MBAs: What They Really Want When they pick an employer, choosy B-school students seek flexibility, a chance to study the big picture, and a dose of excitement. Dull companies needn't bother to show up on campus.
By Shelly Branch

(FORTUNE Magazine) – What attracts hot young business talent? Among new MBAs, size surely matters; big companies--and their outsized paychecks--are predictably among the most popular employers. Increasingly, though, what separates the McKinseys (way cool) from the McDonald's (way dull) is the quality of the job offer. Peddling a gig with a yearlong "development" program? Forget it. Today's MBAs ache to make an impact fast--sans training wheels.

That's the message from campus placement officials and a recent survey of 2,221 MBA students from across the U.S. by the Stockholm-based academic consulting firm Universum. A marked trend: Savvy companies are pitching jobs with more flexibility. Even students routed to, say, a marketing slot are being promised broader exposure, such as the chance to work with a high-profile task force outside their functional area. This desire to develop wide-angle smarts is one reason that for the past several years one in four MBAs has chosen management consulting right out of school. "Students are awfully keen on strategic jobs," confirms Tom Fernandez, assistant dean at Columbia's B-school. "Even those headed to Wall Street want to do more big-picture work."

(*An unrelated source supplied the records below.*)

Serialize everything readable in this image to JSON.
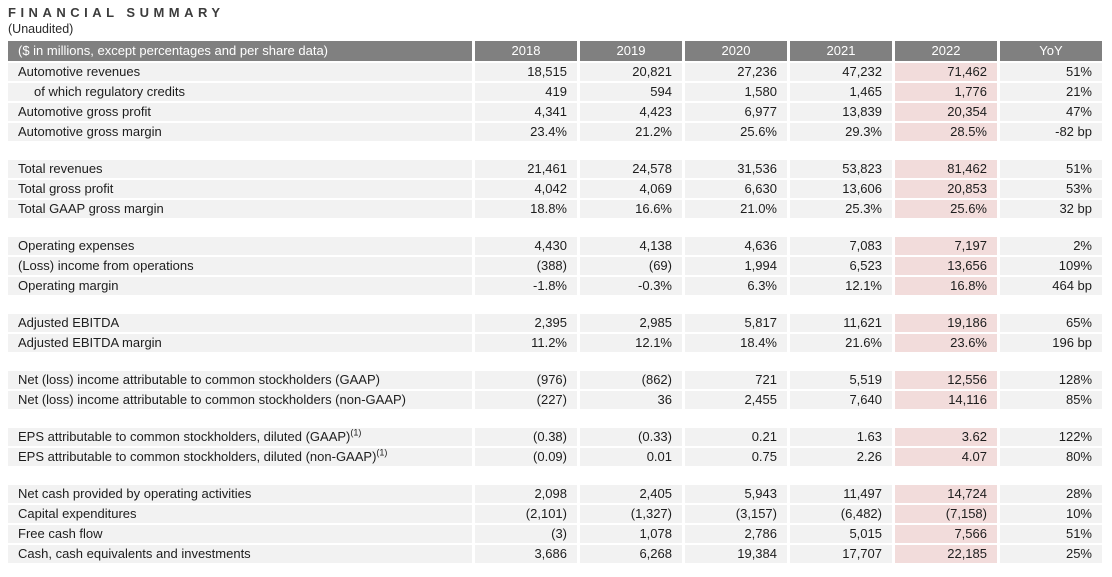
{
  "page": {
    "title": "FINANCIAL SUMMARY",
    "subtitle": "(Unaudited)"
  },
  "table": {
    "header": {
      "label": "($ in millions, except percentages and per share data)",
      "columns": [
        "2018",
        "2019",
        "2020",
        "2021",
        "2022",
        "YoY"
      ]
    },
    "colors": {
      "header_bg": "#808080",
      "header_text": "#ffffff",
      "row_bg": "#f2f2f2",
      "highlight_bg": "#f2dcdb",
      "text": "#1d1d1d"
    },
    "sections": [
      {
        "rows": [
          {
            "label": "Automotive revenues",
            "values": [
              "18,515",
              "20,821",
              "27,236",
              "47,232",
              "71,462"
            ],
            "yoy": "51%"
          },
          {
            "label": "of which regulatory credits",
            "values": [
              "419",
              "594",
              "1,580",
              "1,465",
              "1,776"
            ],
            "yoy": "21%"
          },
          {
            "label": "Automotive gross profit",
            "values": [
              "4,341",
              "4,423",
              "6,977",
              "13,839",
              "20,354"
            ],
            "yoy": "47%"
          },
          {
            "label": "Automotive gross margin",
            "values": [
              "23.4%",
              "21.2%",
              "25.6%",
              "29.3%",
              "28.5%"
            ],
            "yoy": "-82 bp"
          }
        ]
      },
      {
        "rows": [
          {
            "label": "Total revenues",
            "values": [
              "21,461",
              "24,578",
              "31,536",
              "53,823",
              "81,462"
            ],
            "yoy": "51%"
          },
          {
            "label": "Total gross profit",
            "values": [
              "4,042",
              "4,069",
              "6,630",
              "13,606",
              "20,853"
            ],
            "yoy": "53%"
          },
          {
            "label": "Total GAAP gross margin",
            "values": [
              "18.8%",
              "16.6%",
              "21.0%",
              "25.3%",
              "25.6%"
            ],
            "yoy": "32 bp"
          }
        ]
      },
      {
        "rows": [
          {
            "label": "Operating expenses",
            "values": [
              "4,430",
              "4,138",
              "4,636",
              "7,083",
              "7,197"
            ],
            "yoy": "2%"
          },
          {
            "label": "(Loss) income from operations",
            "values": [
              "(388)",
              "(69)",
              "1,994",
              "6,523",
              "13,656"
            ],
            "yoy": "109%"
          },
          {
            "label": "Operating margin",
            "values": [
              "-1.8%",
              "-0.3%",
              "6.3%",
              "12.1%",
              "16.8%"
            ],
            "yoy": "464 bp"
          }
        ]
      },
      {
        "rows": [
          {
            "label": "Adjusted EBITDA",
            "values": [
              "2,395",
              "2,985",
              "5,817",
              "11,621",
              "19,186"
            ],
            "yoy": "65%"
          },
          {
            "label": "Adjusted EBITDA margin",
            "values": [
              "11.2%",
              "12.1%",
              "18.4%",
              "21.6%",
              "23.6%"
            ],
            "yoy": "196 bp"
          }
        ]
      },
      {
        "rows": [
          {
            "label": "Net (loss) income attributable to common stockholders (GAAP)",
            "values": [
              "(976)",
              "(862)",
              "721",
              "5,519",
              "12,556"
            ],
            "yoy": "128%"
          },
          {
            "label": "Net (loss) income attributable to common stockholders (non-GAAP)",
            "values": [
              "(227)",
              "36",
              "2,455",
              "7,640",
              "14,116"
            ],
            "yoy": "85%"
          }
        ]
      },
      {
        "rows": [
          {
            "label": "EPS attributable to common stockholders, diluted (GAAP)",
            "sup": "(1)",
            "values": [
              "(0.38)",
              "(0.33)",
              "0.21",
              "1.63",
              "3.62"
            ],
            "yoy": "122%"
          },
          {
            "label": "EPS attributable to common stockholders, diluted (non-GAAP)",
            "sup": "(1)",
            "values": [
              "(0.09)",
              "0.01",
              "0.75",
              "2.26",
              "4.07"
            ],
            "yoy": "80%"
          }
        ]
      },
      {
        "rows": [
          {
            "label": "Net cash provided by operating activities",
            "values": [
              "2,098",
              "2,405",
              "5,943",
              "11,497",
              "14,724"
            ],
            "yoy": "28%"
          },
          {
            "label": "Capital expenditures",
            "values": [
              "(2,101)",
              "(1,327)",
              "(3,157)",
              "(6,482)",
              "(7,158)"
            ],
            "yoy": "10%"
          },
          {
            "label": "Free cash flow",
            "values": [
              "(3)",
              "1,078",
              "2,786",
              "5,015",
              "7,566"
            ],
            "yoy": "51%"
          },
          {
            "label": "Cash, cash equivalents and investments",
            "values": [
              "3,686",
              "6,268",
              "19,384",
              "17,707",
              "22,185"
            ],
            "yoy": "25%"
          }
        ]
      }
    ]
  }
}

So investment banks and consulting firms still rule the dream list, and many companies that have moved up among the top 50--notably Lucent, Nortel, and Dell--offer fast-track programs for MBAs. Sums up Cheryl Dowdall, director of career services at the University of North Carolina's Kenan-Flagler Business School: "If you show up on campus, you'd better be a truly exciting company." Also worth noting: MBAs now seem to be viewing the first job out of school as more crucial. Last year Universum found that 17% of MBAs planned to hit the eject button after just one or two years; this year a mere 5% are thinking short-term.